Fidget readily agreed to the whole pancakes-instead-of-cookies thing and then reminisced about “that time we gave Santa peppermint Joe-Joe’s” (aka, last Christmas). And the discussion of what to give to Santa continued. There was much enthusiastic debate as to the merits of cookies vs. pancakes and a general agreement as to the deliciousness of peppermint Joe-Joe’s. Then I decided to jump in.“What if we gave Santa coffee instead of milk this year?”
Obviously, it’s my lazy behind that will be eating the cookies/pancakes/whatever and then probably staying up half the night wrapping gifts because I can never seem to get it done until Christmas Eve, and even then I tend to procrastinate until suddenly it’s almost midnight and crap, no gifts are wrapped. I just thought giving Santa, aka ME, some coffee would fuel this whole eat dessert, watch Christmas movie, decided to go to bed, remember I haven’t wrapped gifts, wrap gifts, fall asleep three hours before the boys wake up tradition that Sergeant Handsome and I have going.“Mommy, Santa does NOT drink coffee!”
The looks of utter disgust at the mere suggestion of giving Santa coffee quieted me on the spot. They weren’t just turning down my idea. They were offended by it. I had insulted the great and powerful Santa by hinting that the dude (again, in actuality, ME) might want a little caffeine buzz.
All of the boys just stared at me for a minute after my coffee suggestion was flung aside, as if waiting for me to apologize. I tried to defend myself.“But he has to be awake for 24 hours, don’t you think he’d like a little coffee to help out with that?”
More mute stares of horror. Santa does not simply drink coffee, their eyes said. Caffeine is below the magic of Santa, their horrified expressions communicated.

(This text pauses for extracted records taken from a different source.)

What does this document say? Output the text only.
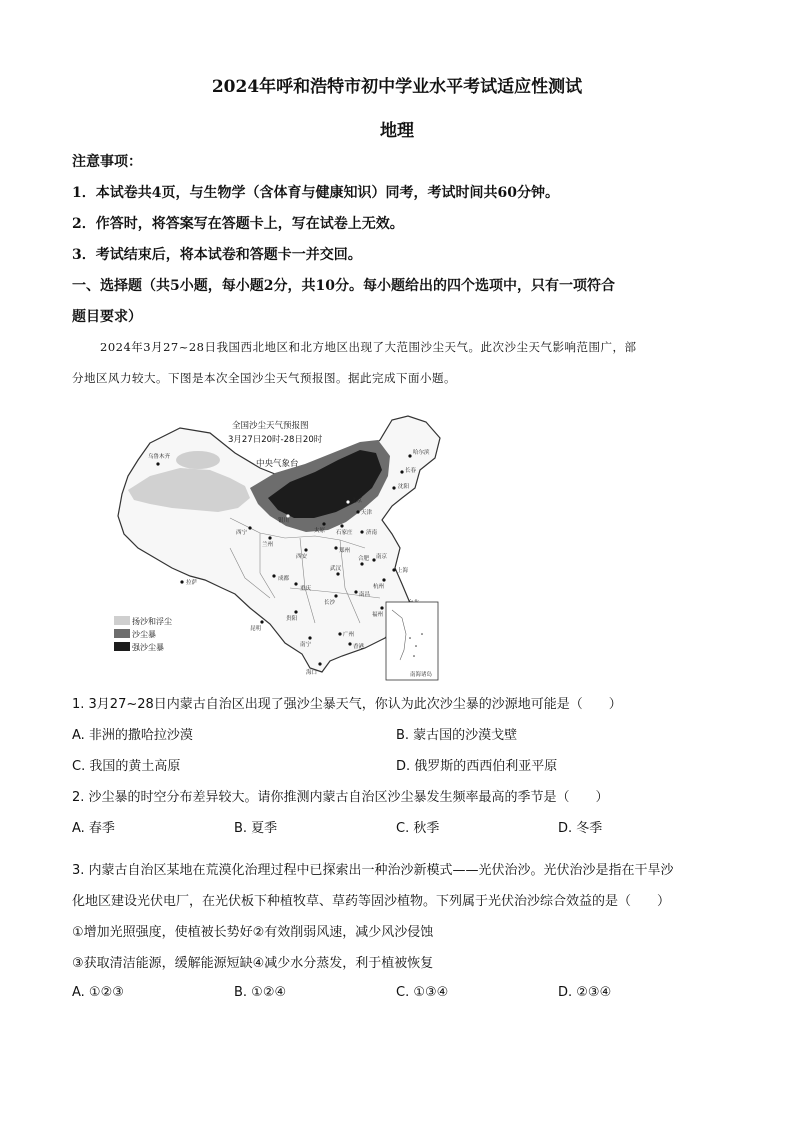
2024年呼和浩特市初中学业水平考试适应性测试
地理
注意事项：
1．本试卷共4页，与生物学（含体育与健康知识）同考，考试时间共60分钟。
2．作答时，将答案写在答题卡上，写在试卷上无效。
3．考试结束后，将本试卷和答题卡一并交回。
一、选择题（共5小题，每小题2分，共10分。每小题给出的四个选项中，只有一项符合
题目要求）
2024年3月27~28日我国西北地区和北方地区出现了大范围沙尘天气。此次沙尘天气影响范围广，部
分地区风力较大。下图是本次全国沙尘天气预报图。据此完成下面小题。
全国沙尘天气预报图
3月27日20时-28日20时
中央气象台
乌鲁木齐
哈尔滨
长春
沈阳
北京
天津
西宁
兰州
银川
太原 石家庄 济南
西安
郑州
拉萨
成都
重庆
武汉
合肥 南京
上海
杭州
长沙
南昌
福州
贵阳
昆明
南宁
广州
香港
海口
扬沙和浮尘
沙尘暴
强沙尘暴
南海诸岛
1. 3月27~28日内蒙古自治区出现了强沙尘暴天气，你认为此次沙尘暴的沙源地可能是（　　）
A. 非洲的撒哈拉沙漠	B. 蒙古国的沙漠戈壁
C. 我国的黄土高原	D. 俄罗斯的西西伯利亚平原
2. 沙尘暴的时空分布差异较大。请你推测内蒙古自治区沙尘暴发生频率最高的季节是（　　）
A. 春季	B. 夏季	C. 秋季	D. 冬季
3. 内蒙古自治区某地在荒漠化治理过程中已探索出一种治沙新模式——光伏治沙。光伏治沙是指在干旱沙
化地区建设光伏电厂，在光伏板下种植牧草、草药等固沙植物。下列属于光伏治沙综合效益的是（　　）
①增加光照强度，使植被长势好②有效削弱风速，减少风沙侵蚀
③获取清洁能源，缓解能源短缺④减少水分蒸发，利于植被恢复
A. ①②③	B. ①②④	C. ①③④	D. ②③④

Mommy doesn’t even understand something as simple as Santa Claus, their shaking heads implied.
Finally, after what seemed to be an eternity of stares and head shaking at my ignorance and affront to magical thinking, Fidget came to my rescue. He very gently, in the tone one might use to break bad news to a young child, offered the following suggestion:“You know Mom, what if we give Santa hot cocoa instead? That’s kind of the same, except Santa actually drinks hot cocoa.”
This is me, in my place. Put there by my kids.